Sunday, October 6, 2013

Greater Philadelphia World Trade Center

You know what's scary about walking across the Ben Franklin Bridge to Camden? Camden.

It's a bizarre place, to put it nicely.

What's more terrifying than the Camden your faced with when exiting the New Jersey side of the Ben Franklin bridge is the Camden just on the other side.

That could change, although I emphasize "could."

Remember Philadelphia's proposed World Trade Center on the Delaware River? It found its way into the dreams of hopeful skyscraper nerds far after its inception and lingered long after it was dead, despite the fact that it was a downright ugly complex that looked like the product of a 1995 K-hole.


Well Camden's Waterfront Renaissance Associates haven't given up on the idea.

Deeming Philadelphia's Delaware River "no longer appropriate" (for no apparent reason), the Greater Philadelphia World Trade Center established in 2002, is eyeing the former site of Camden's Riverfront State Prison.

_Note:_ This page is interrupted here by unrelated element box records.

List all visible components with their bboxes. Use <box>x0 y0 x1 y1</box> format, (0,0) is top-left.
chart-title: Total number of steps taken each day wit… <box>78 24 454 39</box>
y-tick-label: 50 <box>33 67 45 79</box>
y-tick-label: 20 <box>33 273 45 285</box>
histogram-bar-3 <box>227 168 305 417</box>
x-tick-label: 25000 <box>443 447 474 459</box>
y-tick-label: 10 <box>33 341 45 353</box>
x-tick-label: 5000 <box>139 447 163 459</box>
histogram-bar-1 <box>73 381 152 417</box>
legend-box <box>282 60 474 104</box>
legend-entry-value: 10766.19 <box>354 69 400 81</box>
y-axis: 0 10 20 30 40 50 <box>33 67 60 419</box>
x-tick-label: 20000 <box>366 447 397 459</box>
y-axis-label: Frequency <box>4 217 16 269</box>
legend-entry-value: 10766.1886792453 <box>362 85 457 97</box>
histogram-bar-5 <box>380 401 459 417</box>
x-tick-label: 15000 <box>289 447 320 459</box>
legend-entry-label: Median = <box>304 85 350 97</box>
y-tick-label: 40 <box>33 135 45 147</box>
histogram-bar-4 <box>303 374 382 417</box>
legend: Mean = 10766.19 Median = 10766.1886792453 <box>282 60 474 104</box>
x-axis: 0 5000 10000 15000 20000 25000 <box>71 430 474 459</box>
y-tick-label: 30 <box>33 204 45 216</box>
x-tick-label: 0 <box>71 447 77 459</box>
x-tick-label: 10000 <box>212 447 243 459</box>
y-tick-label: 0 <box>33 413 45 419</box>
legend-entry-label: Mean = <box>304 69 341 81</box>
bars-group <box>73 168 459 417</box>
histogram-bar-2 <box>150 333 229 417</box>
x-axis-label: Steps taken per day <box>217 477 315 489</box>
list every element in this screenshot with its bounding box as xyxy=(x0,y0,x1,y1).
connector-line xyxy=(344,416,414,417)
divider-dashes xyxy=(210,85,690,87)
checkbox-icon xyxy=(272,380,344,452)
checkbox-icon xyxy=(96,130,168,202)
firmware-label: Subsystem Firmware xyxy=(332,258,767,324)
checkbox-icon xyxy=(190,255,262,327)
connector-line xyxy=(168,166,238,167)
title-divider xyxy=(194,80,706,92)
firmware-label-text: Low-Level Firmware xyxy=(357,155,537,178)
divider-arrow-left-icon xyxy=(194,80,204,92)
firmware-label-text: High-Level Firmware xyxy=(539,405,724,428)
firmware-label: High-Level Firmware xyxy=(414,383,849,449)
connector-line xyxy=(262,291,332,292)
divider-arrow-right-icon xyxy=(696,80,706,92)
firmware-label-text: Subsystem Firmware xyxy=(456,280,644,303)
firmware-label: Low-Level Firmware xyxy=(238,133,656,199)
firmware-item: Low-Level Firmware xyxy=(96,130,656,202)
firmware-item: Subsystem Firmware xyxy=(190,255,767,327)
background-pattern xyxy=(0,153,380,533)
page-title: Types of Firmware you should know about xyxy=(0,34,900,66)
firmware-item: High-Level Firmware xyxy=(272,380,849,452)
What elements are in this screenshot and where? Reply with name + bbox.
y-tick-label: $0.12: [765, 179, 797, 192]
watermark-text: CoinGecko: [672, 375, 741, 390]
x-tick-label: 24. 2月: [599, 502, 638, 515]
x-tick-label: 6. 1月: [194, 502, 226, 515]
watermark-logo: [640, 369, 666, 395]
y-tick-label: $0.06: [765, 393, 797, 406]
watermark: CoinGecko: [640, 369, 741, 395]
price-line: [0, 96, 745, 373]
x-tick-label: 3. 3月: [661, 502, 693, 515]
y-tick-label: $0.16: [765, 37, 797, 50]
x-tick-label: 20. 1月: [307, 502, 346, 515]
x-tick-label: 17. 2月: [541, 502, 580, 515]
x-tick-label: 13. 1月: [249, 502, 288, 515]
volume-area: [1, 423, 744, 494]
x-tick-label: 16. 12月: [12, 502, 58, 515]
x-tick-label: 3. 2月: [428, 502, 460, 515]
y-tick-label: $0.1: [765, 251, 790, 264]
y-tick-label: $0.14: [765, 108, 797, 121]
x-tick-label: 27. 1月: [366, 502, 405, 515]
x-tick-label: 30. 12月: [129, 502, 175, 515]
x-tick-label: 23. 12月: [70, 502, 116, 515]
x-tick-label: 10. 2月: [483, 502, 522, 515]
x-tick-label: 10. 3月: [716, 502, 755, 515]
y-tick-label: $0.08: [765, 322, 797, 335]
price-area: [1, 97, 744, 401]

It's not a horrible idea. Philadelphia's World Trade Center is currently on JFK Boulevard. Despite available land in the West Market vicinity, it's pricy and development costs in the city can be prohibitive, particularly for projects of this size.

What Philadelphia's northern Delaware River once offered in the early 2000s, Camden now holds: cheap land and an eager municipality.


Camden's location in its own right is iffy, but its home to Cooper Medical, Rutgers, and the NJ State Aquarium. Despite the World Trade Center's proposed height, it appears to be largely suburbanized, the only architectural model that seems to work in NJ.

It's highly speculative at this point, but given Camden's national reputation it's not likely a site to be hounded by neighborhood opposition.